Behind this milestone, there is an “intense reconstruction process” that lasted years and which was joined by artists, intellectuals and musicians, according to Marília Bonas, the museum’s technical director. Raising it again involved an investment of 86 million reais (about 14 million euros at the current exchange rate).

The place is reborn with the same objective: “Celebrate the diversity of the Portuguese language spoken around the world” through the “influences” it received from indigenous and African cultures and other peoples, such as Japanese, Spanish or Italian. , which were gradually shaping it.

A journey that begins with its origins in Latin and reaches practically today with the integration of the most varied ways of expressing oneself in this language of nearly 500,000 words, from rural Portuguese to that of the favelas, also included in the sample “Falares”.

“The idea is to propose a space for dialogue, reflection and discoveries of all that power of the Portuguese language. In the end, it is to answer ‘what does this language want and what can it do’, paraphrasing Caetano Veloso”, explains Grinspum, referring to the song ‘Lingua’ by the popular Brazilian singer-songwriter.

One of those discoveries is, for example, knowing the roots of the word “samba”, which comes from the Bantu languages.

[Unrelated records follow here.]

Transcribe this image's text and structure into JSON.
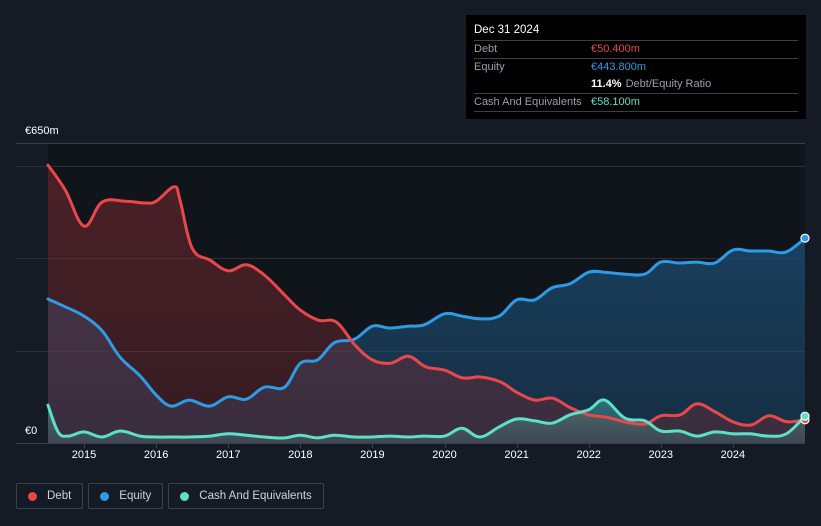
{
  "tooltip": {
    "date": "Dec 31 2024",
    "rows": [
      {
        "label": "Debt",
        "value": "€50.400m",
        "color": "#e8484c"
      },
      {
        "label": "Equity",
        "value": "€443.800m",
        "color": "#2d9be6"
      },
      {
        "label": "",
        "ratio_pct": "11.4%",
        "ratio_label": "Debt/Equity Ratio"
      },
      {
        "label": "Cash And Equivalents",
        "value": "€58.100m",
        "color": "#5ce0c8"
      }
    ]
  },
  "chart_data": {
    "type": "area",
    "title": "",
    "xlabel": "",
    "ylabel": "",
    "ylim": [
      0,
      650
    ],
    "xlim": [
      2014.5,
      2025.0
    ],
    "y_tick_labels": [
      "€650m",
      "€0"
    ],
    "x_tick_labels": [
      "2015",
      "2016",
      "2017",
      "2018",
      "2019",
      "2020",
      "2021",
      "2022",
      "2023",
      "2024"
    ],
    "x_ticks": [
      2015,
      2016,
      2017,
      2018,
      2019,
      2020,
      2021,
      2022,
      2023,
      2024
    ],
    "gridlines": [
      200,
      400,
      600,
      650
    ],
    "grid": true,
    "legend_position": "bottom-left",
    "series": [
      {
        "name": "Debt",
        "color": "#e8484c",
        "x": [
          2014.5,
          2014.74,
          2015.0,
          2015.25,
          2015.57,
          2015.85,
          2016.0,
          2016.25,
          2016.33,
          2016.5,
          2016.75,
          2017.0,
          2017.25,
          2017.5,
          2017.78,
          2018.0,
          2018.25,
          2018.5,
          2018.76,
          2019.0,
          2019.25,
          2019.5,
          2019.74,
          2020.0,
          2020.25,
          2020.5,
          2020.78,
          2021.0,
          2021.25,
          2021.5,
          2021.75,
          2022.0,
          2022.25,
          2022.5,
          2022.78,
          2023.0,
          2023.27,
          2023.5,
          2023.76,
          2024.0,
          2024.25,
          2024.5,
          2024.75,
          2025.0
        ],
        "values": [
          602,
          548,
          470,
          522,
          524,
          520,
          524,
          555,
          527,
          422,
          396,
          373,
          386,
          364,
          321,
          288,
          266,
          262,
          212,
          180,
          173,
          188,
          165,
          158,
          141,
          143,
          132,
          110,
          93,
          97,
          76,
          61,
          56,
          46,
          41,
          59,
          61,
          85,
          67,
          46,
          39,
          59,
          46,
          50.4
        ]
      },
      {
        "name": "Equity",
        "color": "#2d9be6",
        "x": [
          2014.5,
          2014.74,
          2015.0,
          2015.25,
          2015.5,
          2015.78,
          2016.0,
          2016.21,
          2016.46,
          2016.74,
          2017.0,
          2017.25,
          2017.5,
          2017.78,
          2018.0,
          2018.24,
          2018.47,
          2018.75,
          2019.0,
          2019.24,
          2019.49,
          2019.72,
          2020.0,
          2020.24,
          2020.49,
          2020.76,
          2021.0,
          2021.25,
          2021.49,
          2021.74,
          2022.0,
          2022.22,
          2022.5,
          2022.78,
          2023.0,
          2023.26,
          2023.5,
          2023.75,
          2024.0,
          2024.24,
          2024.49,
          2024.74,
          2025.0
        ],
        "values": [
          312,
          295,
          275,
          243,
          186,
          145,
          104,
          80,
          93,
          80,
          100,
          95,
          121,
          121,
          173,
          180,
          217,
          225,
          253,
          249,
          253,
          256,
          280,
          275,
          269,
          275,
          310,
          310,
          336,
          345,
          370,
          370,
          366,
          366,
          392,
          390,
          392,
          390,
          418,
          416,
          416,
          414,
          443.8
        ]
      },
      {
        "name": "Cash And Equivalents",
        "color": "#5ce0c8",
        "x": [
          2014.5,
          2014.64,
          2014.78,
          2015.0,
          2015.25,
          2015.5,
          2015.78,
          2016.0,
          2016.25,
          2016.46,
          2016.74,
          2017.0,
          2017.25,
          2017.5,
          2017.78,
          2018.0,
          2018.24,
          2018.47,
          2018.75,
          2019.0,
          2019.24,
          2019.49,
          2019.72,
          2020.0,
          2020.24,
          2020.49,
          2020.76,
          2021.0,
          2021.25,
          2021.49,
          2021.74,
          2022.0,
          2022.22,
          2022.5,
          2022.78,
          2023.0,
          2023.26,
          2023.5,
          2023.75,
          2024.0,
          2024.24,
          2024.49,
          2024.74,
          2025.0
        ],
        "values": [
          82,
          24,
          15,
          24,
          13,
          26,
          15,
          13,
          13,
          13,
          15,
          20,
          17,
          13,
          11,
          17,
          11,
          17,
          13,
          13,
          15,
          13,
          15,
          15,
          32,
          13,
          35,
          52,
          48,
          43,
          61,
          72,
          93,
          54,
          48,
          26,
          26,
          15,
          24,
          20,
          20,
          15,
          20,
          58.1
        ]
      }
    ]
  },
  "legend": [
    {
      "label": "Debt",
      "color": "#e8484c"
    },
    {
      "label": "Equity",
      "color": "#2d9be6"
    },
    {
      "label": "Cash And Equivalents",
      "color": "#5ce0c8"
    }
  ]
}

According to the most widespread theory, it would come from the term quimbundo -a language spoken in Angola- ‘samba’ or ‘semba’, which would mean a type of dance similar to the batuque, in which the dancers collide their navels with each other. However, in recent years an etymological trend has emerged that proposes that “samba” comes from the verb (ku) samba, which means “to pray.”

In this context, the museum also addresses the history of the Portuguese from a critical point of view, especially during the bloody process of colonization in which it was imposed on indigenous people and thousands of slaves from Africa.

All this is collected in the permanent exhibition, with an intimate atmosphere and flanked by a huge screen more than 100 meters long, where proverbs, poems, advertisements and graffiti in Portuguese are crossed.